Coel paints an authentic portrait of what it means to be a black woman in today’s Britain. We see black characters frequently code-switching in an attempt to navigate predominately white spaces. Terry is told to take her wig off at an audition and asked invasive and ignorant questions about her hair: a situation likely painfully familiar to many black women. There is a moment when Terry is putting Arabella to bed and asks where her headscarf is. It’s not necessarily an important or memorable moment but the fact that it’s never explained makes it even more refreshing and authentic. Arabella is also shown changing her pad and having period sex which, I don’t know about you, is not something I see regularly onscreen. All of this adds up to create a truly honest portrayal clearly grounded in lived experience.

I May Destroy You navigates the ‘grey areas’ surrounding rape in the millennial world. When her ‘nice’ boyfriend Zain removes the condom during sex (known as ‘stealthing’), Arabella only realises that this is a form of rape while listening to a podcast (shoutout to The Receipts Podcast). When she publicly ‘cancels’ him, the ethics around ‘doxing’ (publishing private information about someone on the internet without their permission, often in an attempt to harass people) are questioned. But then again, who are we to tell people how to respond to their own trauma? Arabella’s friends are also dealing with their own ‘grey’ experiences: Terry feels liberated by a threesome but later discovers it was a set-up. Kwame was sexually assaulted by a Grindr date after consensual sex. He later has sex with a woman (because he feels safer) without telling her that he is gay. Theo “cried rape” as a teenager after pictures were taken and leaked without her permission. I May Destroy You is populated by complex characters who blur the line between victim and villain.

We have absolutely no right to judge or dictate how survivors navigate their trauma, even when, and especially when, it makes us uncomfortable.

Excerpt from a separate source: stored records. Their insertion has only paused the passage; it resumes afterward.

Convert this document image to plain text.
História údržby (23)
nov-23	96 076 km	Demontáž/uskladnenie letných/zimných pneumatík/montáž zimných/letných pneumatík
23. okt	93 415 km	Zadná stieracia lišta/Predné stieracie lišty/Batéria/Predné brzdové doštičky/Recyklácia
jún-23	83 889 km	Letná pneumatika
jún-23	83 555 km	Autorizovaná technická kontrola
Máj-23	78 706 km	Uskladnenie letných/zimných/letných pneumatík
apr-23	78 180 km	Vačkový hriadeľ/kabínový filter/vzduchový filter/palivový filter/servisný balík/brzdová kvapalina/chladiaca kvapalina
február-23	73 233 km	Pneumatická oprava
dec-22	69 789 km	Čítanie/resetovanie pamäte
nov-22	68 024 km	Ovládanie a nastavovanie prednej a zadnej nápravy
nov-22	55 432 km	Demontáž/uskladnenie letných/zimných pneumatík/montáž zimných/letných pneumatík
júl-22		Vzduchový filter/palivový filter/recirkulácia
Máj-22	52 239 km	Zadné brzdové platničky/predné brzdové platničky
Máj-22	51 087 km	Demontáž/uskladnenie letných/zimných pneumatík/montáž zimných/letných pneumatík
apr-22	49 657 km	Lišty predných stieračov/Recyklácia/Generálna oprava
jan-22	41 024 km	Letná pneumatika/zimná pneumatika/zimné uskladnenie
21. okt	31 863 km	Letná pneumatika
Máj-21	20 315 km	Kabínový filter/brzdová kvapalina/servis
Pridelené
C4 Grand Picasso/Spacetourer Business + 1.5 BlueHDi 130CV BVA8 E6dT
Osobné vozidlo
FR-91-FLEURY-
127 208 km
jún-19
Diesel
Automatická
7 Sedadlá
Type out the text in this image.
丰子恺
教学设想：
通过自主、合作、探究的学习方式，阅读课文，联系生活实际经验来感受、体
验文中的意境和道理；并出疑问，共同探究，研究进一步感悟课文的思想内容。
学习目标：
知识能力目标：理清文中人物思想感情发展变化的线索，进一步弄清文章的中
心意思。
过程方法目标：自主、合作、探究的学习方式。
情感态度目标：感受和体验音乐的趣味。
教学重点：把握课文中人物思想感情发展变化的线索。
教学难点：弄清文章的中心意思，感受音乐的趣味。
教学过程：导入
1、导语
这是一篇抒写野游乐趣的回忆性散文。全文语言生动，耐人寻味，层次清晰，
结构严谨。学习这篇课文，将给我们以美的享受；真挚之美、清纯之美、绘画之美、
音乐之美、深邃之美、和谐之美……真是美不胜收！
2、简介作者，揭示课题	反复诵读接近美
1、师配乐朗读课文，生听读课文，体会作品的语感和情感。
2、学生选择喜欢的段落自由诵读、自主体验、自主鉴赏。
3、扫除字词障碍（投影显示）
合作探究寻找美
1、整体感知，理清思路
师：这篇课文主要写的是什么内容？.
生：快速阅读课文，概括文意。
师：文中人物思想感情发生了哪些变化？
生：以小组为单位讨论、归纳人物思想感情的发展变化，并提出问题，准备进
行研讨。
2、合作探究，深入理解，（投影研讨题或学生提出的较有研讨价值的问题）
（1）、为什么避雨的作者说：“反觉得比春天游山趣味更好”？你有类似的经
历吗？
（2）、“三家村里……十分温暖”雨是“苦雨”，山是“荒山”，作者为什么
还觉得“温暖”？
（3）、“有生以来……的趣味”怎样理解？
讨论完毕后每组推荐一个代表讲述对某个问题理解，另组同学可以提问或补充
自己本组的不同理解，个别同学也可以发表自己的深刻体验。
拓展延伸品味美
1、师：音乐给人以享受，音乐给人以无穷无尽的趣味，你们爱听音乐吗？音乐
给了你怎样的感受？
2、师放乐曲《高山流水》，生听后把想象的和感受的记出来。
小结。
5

In an interview with Radio 1’s Newsbeat, Coel notes how “we respond to trauma and triggering situations in many different ways.” Arabella is not a ‘good’ rape survivor: she is loud, angry and often acts before thinking. She is a flawed character who responds to situations in unexpected and contradictory ways. While she may be hard to understand for a lot of audiences, we have absolutely no right to judge or dictate how survivors navigate their trauma, even when, and especially when, it makes us uncomfortable. The anticipated and explosive final episode (‘Ego Death’) ends with Arabella in her very own Groundhog Day, living out three alternative fantasies of how her story could end: justice, revenge and forgiveness. Each of these endings would have been equally valid. However, Coel chooses to leave the ending ambiguous, reflecting how there is no clear ending to trauma. TV shows can tie up loose ends, resulting in a satisfying finale, but trauma can never be that neatly and easily resolved. None of the endings would bring Arabella closure that simply and quickly. The final and ‘real’ ending finds Arabella reading her finished novel to an audience. As she tells her own story, I was reminded of Coel’s lecture back in 2018. While this may be the least satisfactory of all the endings, I found it the most comforting. This Arabella does not find her attacker. There is no clear resolution. Yet, she is still able to be happy and successful. Carrying her trauma with her, but not letting it define her, Arabella reclaims her truth.